To all those reading this I am David Gibbs; I am a Lecturer in Company and Commercial Law at the University of Hertfordshire.

I created this blog as a general out-let of ideas for my research, as well as keeping those interested up-to-date on my research and general interests.

I completed my PhD thesis at the University of East Anglia in 2014. The thesis was recommended for the award of PhD with no corrections. My external examiner was Prof. Simon Deakin (Cambridge) and internal examiner was Prof. Morten Hviid.
My PhD research centred on directors' duties and company law. The thesis was titled 'Non-Executive Self-Interest: Fiduciary Duties and Corporate Governance'. It was a doctrinal and empirical study on whether self-interest was suitably controlled amongst non-executive directors.

My supervisors were Prof. Mathias Siems, Prof. Duncan Sheehan, Dr. Sara Connolly and Dr. Rob Heywood

All opinions of any existing or future blogpost are my own. They do not necessarily represent the views of any of my associated institutions.
ORCID 0000-0002-6596-8536

Thursday, 25 February 2016

WINIR Symposium Abstract Accepted

On 4th-6th April 2016 the second annual WINIR symposium will take place at Bristol University. The event symposium is focusing on 'Property Rights' of the corporation.

Property rights are a central institutional feature of all politico-economic systems where markets play a major role, and a key item of political controversy between liberal and socialist positions. The role of property rights in matters ranging from interpersonal exchange, power and innovation to corporate governance, privatisation and economic development is debated across several academic disciplines, including economics, history, law, philosophy, politics and sociology. The growing importance of intellectual and other intangible property in modern capitalism has further provoked important ongoing theoretical and policy discussions, part of which revolve around the very meaning of property as opposed to possession.

Together with Derek Whayman at Newcastle University we have had our abstract accepted on 'Property Rights and Equitable Principles: Understanding Fiduciary Loyalty in an Organisational Context'
The abstract follows:

The property rights of an organisation are subject to equitable principles, namely fiduciary loyalty, that affect those property rights. Yet uncertainty over fiduciary loyalty persists. For example, it is unclear how a director’s fiduciary duty operates to a company and third parties, so if the director were to engage in a private enterprise, can any gains be retained by the organisation to become their property or are they  subject to the ownership rights of others? Cobbe v Yeoman’s Row stated that a ‘court should be very slow to introduce uncertainty in to commercial transactions by the over-ready use of equitable concepts’ but did not set down a test for when it would do so, meaning property rights of an organisation can be affected by the arbitrary introduction of fiduciary loyalty and does not clearly solve our private enterprise problem.

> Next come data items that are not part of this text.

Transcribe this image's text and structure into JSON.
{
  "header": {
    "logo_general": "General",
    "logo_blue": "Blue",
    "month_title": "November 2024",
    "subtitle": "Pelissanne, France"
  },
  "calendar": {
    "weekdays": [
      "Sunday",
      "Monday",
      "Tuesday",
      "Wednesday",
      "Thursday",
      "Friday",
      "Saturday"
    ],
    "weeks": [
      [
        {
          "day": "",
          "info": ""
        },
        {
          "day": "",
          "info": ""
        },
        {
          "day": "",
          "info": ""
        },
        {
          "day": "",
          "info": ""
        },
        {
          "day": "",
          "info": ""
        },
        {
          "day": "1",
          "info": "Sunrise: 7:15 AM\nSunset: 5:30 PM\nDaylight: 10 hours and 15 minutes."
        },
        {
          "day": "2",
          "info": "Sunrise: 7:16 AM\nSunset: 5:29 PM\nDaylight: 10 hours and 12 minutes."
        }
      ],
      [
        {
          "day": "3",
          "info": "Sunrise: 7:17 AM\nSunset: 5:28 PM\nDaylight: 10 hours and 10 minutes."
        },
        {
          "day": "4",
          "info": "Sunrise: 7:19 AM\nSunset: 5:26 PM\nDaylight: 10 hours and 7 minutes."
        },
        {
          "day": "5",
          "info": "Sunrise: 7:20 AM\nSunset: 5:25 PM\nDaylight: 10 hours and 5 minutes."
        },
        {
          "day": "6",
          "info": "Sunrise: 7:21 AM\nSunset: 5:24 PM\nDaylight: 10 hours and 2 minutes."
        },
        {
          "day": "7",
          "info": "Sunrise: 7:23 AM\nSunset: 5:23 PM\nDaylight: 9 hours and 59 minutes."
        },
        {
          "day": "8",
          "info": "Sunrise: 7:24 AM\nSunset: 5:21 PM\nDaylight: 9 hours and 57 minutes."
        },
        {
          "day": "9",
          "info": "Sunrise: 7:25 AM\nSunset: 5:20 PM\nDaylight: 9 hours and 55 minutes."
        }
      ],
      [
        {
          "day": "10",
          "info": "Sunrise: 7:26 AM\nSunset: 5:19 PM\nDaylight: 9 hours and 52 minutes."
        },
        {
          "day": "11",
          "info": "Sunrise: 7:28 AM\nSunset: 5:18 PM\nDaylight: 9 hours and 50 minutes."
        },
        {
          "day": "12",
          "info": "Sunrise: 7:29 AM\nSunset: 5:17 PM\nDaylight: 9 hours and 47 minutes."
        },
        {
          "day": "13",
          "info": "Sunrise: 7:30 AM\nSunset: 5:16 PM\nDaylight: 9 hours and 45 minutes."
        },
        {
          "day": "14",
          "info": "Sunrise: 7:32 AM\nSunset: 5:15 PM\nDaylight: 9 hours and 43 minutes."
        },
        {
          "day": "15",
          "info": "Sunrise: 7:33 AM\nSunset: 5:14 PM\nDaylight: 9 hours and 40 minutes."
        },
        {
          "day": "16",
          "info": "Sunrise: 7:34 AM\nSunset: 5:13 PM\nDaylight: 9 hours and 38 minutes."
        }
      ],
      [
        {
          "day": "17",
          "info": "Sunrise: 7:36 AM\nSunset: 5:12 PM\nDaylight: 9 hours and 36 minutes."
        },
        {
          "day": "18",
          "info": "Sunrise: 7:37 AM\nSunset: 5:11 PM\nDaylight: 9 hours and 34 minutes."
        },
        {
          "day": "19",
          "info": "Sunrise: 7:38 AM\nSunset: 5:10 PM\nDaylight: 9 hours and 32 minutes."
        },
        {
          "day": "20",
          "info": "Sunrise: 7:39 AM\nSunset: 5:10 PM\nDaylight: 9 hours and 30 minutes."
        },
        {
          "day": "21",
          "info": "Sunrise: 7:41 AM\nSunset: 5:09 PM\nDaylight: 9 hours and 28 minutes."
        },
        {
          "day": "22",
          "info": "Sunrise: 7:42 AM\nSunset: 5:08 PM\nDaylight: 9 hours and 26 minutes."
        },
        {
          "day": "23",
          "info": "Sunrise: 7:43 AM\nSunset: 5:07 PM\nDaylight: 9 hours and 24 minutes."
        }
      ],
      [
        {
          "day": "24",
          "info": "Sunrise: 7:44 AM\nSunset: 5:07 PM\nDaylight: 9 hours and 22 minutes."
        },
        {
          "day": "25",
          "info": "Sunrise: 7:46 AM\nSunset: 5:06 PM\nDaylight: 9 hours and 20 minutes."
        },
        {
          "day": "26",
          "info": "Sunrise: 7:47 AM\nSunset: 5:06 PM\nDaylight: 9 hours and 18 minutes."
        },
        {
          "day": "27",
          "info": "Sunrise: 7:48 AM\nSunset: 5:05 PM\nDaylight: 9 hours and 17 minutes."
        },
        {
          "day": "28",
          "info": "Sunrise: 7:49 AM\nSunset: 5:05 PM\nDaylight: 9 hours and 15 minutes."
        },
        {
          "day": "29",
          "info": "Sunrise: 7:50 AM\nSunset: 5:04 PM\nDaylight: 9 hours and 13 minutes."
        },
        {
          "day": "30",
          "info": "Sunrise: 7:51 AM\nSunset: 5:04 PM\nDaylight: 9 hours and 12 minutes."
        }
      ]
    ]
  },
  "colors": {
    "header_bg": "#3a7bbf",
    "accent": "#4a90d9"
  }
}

This paper builds on Graveson’s work on ‘from status to contract’. Previously, fiduciaries were defined by status, e.g. directors, agents and trustees. Loyalty is now said to arise via agreement, argued to varying degrees by Edelman, Finn and Lord Millett. However, we consider full contractualisation too simple to be accurate in determining the scope of fiduciary loyalty. This paper goes further to reduce the danger and uncertainty in organisational property rights by demonstrating its true basis: (i) first, loyalty is a non-contractual duty presumed in to a relationship where one undertakes responsibility for another’s interests in response to prophylactic concerns; (ii) this determines the scope of the duty of loyalty and status is wholly secondary; then (iii) the duty of loyalty is fine-grained to the specific contractual terms insofar as they permit what would otherwise be disloyalty. Loyalty is then not defined by contractual terms, it is subject to them.
Whilst the paper has moved on slightly and our collaborative work focuses on understanding fiduciary loyalty more generally than in the organisational context, our core aim is to show the duty as fine grained to the intentions of the parties rather than positively implied in to the agreement. Thus we are critical of Edelman's approach that duties are effectively implied terms based on the reasonable expectations of the parties.

Thus for the purposes of our presentation we show when the organisation's property rights would be subject to a competing proprietary right or vice versa based on a clearer explanation of when the duty of loyalty is owed.